In a Dec. 19 email cited by the select committee, however, Eastman told a colleague that alternates “will be dead when they get to Congress” … “unless those voters get certification from their lawmakers to ‘State”. On Dec. 23, however, Eastman began circulating a version of his now famous memo, claiming that seven states had nominated voters “in a duel.”
“[T]he fact that we have several lists of voters demonstrates the uncertainty of one or the other. That should be enough,” Eastman said in an email that day with Epshteyn, a Trump campaign official.
The select committee also used his record to single out Eastman’s allegation of fraud in the 2020 election, which they note he continues to do to this day. The committee pointed to a Jan. 2, 2021, email with Trump ally and conservative attorney Cleta Mitchell in which she asks Eastman for evidence of fraud she could share with “congressmen and senators, who are now claiming illegal facts and data suffrages.
“What is missing is similar information in other states of the type we have gathered in GA. That’s what we’re asking. Does it exist elsewhere? Mitchell asked.
“No idea. I didn’t even get a chance to check the website link I sent, but I was told it was all assembled there. Isn’t it?” Eastman replied
In another exchange, the select committee cites an email to Giuliani, Bannon and others from an attorney who advised them that a claim that deceased people were voting in Georgia was likely erroneous.

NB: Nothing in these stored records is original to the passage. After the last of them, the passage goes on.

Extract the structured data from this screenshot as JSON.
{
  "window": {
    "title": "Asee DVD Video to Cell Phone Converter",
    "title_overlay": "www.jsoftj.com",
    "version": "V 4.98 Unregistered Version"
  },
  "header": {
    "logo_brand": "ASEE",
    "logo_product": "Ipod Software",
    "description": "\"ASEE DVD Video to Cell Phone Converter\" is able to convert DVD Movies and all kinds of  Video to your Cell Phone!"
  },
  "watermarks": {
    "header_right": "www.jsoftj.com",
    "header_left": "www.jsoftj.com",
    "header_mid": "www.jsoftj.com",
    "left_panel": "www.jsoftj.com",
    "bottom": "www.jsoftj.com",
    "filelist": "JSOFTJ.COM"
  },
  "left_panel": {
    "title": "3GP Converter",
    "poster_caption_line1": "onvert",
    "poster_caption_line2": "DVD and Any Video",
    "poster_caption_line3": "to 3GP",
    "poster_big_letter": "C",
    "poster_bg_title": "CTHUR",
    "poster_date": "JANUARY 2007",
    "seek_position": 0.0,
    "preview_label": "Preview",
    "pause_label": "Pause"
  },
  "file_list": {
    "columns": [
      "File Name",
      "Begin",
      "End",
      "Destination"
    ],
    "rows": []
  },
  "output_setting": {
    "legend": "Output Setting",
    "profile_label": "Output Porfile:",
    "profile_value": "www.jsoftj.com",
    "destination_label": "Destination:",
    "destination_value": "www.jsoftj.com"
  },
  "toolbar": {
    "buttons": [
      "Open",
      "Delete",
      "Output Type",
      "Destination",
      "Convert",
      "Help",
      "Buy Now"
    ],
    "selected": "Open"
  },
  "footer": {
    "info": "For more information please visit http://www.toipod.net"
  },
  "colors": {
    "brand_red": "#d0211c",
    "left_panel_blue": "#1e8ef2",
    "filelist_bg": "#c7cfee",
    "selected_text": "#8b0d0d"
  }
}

On the contrary, the data indicated that only 134 people died before their ballots were received, and more than half of them died within three days of their votes being counted.
“I think that justifies unfortunate timing – many sent in their ballots ahead of time – rather than nefarious activity,” the lawyer said. “I’m bringing this up just so everyone is aware of what the data is really saying.”
The select committee bases much of its case for access to Eastman’s emails on a claim that the attorney failed to establish an attorney-client relationship with nearly everyone involved in the effort, including Trump. Although the judge handling the case, U.S. District Court Judge David Carter, asked Eastman for evidence of any formal legal relationships with the figures he exchanged emails with, Eastman provided no documentation. or contemporaneous evidence, the select committee argued.
That alone, they said, should invalidate his claims of privilege.
Carter indicated that he strongly favored the urgency of the committee’s investigation. He has been reviewing Eastman’s emails over the past few weeks to prepare to decide whether Eastman’s privilege claims are legitimate. But he said he would likely rule on the matter fairly quickly, a pace that fits with the select committee’s plan to begin holding public hearings in early June.